The San Bartolomé Apóstol Temple is the old spiritual center of the ancient town of Atepehuacan. It was a visiting chapel for the Franciscans from Santiago Tlatelolco. But today, it’s one of the lesser-known original settlements of Gustavo A. Madero.
Most of what we see today in the church structure is from the 18th century, though the Franciscans almost certainly built something here as early as the late 16th century. The atrium has changed like most in Mexico City, with that to the west of the church converted to a civic plaza. The church is nearly unique in still maintaining a significant graveyard around much of the rest of the building.
Like many churches of its age, this one preserves some very good examples of ecclesiastic artwork. The altar is a unusual one with four Solomonic columns. There are also, notably, a sculpture of San Bartolomé Apóstol and a painting of one of the apparitions of the Virgin of Guadalupe.

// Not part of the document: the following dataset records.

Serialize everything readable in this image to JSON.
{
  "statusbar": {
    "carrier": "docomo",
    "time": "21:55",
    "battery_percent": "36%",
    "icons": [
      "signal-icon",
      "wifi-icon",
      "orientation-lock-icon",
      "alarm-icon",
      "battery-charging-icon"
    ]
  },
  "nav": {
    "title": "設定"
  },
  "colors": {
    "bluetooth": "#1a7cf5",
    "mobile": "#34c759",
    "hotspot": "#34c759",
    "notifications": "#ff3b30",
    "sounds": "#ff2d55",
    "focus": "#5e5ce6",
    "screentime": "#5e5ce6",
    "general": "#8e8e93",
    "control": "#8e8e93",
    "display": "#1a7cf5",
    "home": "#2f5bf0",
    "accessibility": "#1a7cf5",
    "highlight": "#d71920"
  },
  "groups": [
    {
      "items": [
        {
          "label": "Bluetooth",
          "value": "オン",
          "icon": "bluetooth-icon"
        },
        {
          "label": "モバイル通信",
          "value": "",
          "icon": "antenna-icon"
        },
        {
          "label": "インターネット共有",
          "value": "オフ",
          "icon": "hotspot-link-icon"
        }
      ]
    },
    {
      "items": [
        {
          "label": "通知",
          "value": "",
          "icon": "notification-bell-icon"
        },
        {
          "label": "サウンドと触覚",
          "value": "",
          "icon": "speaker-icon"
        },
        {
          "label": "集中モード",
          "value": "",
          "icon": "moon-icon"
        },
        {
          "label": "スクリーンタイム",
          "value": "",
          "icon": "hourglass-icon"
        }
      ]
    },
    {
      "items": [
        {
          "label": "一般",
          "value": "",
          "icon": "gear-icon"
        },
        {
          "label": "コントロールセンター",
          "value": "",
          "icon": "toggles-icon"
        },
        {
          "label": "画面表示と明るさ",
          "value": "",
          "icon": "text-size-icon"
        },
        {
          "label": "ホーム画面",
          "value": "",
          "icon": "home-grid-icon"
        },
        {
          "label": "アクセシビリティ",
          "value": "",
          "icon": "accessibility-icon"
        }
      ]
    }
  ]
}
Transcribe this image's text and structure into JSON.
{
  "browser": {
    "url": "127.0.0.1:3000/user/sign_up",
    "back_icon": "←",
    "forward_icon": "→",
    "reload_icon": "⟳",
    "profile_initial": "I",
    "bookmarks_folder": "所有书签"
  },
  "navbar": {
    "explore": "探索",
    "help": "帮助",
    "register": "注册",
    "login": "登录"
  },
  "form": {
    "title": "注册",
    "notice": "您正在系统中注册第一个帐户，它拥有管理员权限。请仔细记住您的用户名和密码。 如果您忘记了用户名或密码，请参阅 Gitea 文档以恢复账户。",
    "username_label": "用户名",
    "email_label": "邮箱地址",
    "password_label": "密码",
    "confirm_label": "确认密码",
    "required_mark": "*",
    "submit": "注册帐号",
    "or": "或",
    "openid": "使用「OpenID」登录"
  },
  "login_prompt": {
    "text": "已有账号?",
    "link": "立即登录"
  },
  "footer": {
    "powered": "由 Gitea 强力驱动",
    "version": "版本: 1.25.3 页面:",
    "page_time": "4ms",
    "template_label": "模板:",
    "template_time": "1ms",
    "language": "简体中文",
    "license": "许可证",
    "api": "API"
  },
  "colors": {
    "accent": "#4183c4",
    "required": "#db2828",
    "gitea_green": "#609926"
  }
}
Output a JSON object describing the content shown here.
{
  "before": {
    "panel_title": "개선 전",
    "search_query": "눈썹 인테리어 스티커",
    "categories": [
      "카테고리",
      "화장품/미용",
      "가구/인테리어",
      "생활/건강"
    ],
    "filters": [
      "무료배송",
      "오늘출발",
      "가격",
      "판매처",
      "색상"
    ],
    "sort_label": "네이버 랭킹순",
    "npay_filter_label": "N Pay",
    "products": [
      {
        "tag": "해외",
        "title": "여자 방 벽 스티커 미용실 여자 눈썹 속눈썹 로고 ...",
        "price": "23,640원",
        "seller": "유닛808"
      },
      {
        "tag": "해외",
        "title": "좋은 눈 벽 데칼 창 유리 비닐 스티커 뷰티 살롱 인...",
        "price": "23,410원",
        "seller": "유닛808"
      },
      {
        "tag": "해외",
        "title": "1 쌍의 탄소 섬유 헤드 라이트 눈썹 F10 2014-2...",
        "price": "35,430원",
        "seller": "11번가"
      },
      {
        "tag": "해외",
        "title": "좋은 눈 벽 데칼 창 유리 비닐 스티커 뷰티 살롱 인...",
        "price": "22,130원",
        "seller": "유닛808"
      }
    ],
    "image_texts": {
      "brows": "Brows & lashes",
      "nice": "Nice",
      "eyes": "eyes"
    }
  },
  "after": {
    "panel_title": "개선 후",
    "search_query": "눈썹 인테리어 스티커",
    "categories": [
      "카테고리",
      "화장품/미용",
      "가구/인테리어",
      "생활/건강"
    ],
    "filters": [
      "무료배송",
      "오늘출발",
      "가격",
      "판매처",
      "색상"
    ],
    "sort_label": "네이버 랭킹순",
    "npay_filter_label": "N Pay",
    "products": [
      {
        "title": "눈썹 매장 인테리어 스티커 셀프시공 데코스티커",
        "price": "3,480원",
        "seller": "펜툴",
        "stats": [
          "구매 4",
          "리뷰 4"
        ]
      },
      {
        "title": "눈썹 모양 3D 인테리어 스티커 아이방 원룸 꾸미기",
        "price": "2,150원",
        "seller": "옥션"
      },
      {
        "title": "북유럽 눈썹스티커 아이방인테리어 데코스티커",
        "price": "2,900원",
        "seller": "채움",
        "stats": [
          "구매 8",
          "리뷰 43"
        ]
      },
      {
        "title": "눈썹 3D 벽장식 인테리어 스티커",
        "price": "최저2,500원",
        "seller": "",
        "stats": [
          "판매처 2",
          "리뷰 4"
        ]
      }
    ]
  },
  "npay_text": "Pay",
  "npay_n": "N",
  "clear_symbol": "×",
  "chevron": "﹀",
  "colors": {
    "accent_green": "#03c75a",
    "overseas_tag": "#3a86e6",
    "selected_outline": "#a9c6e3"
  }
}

The bell tower has had two of its three bells on loan from another parish for perhaps more than a century. In the wake of the Mexican Revolution, the parish was all but abandoned. Later in the 20th century, residents of the town worked to revive the parish, and received a new parish priest. But today the church and the town are a cherished reserve within a landscape of much faster moving communities, namely those of Lindavista to the immediate east, and the National Polytechnic Institute to the north.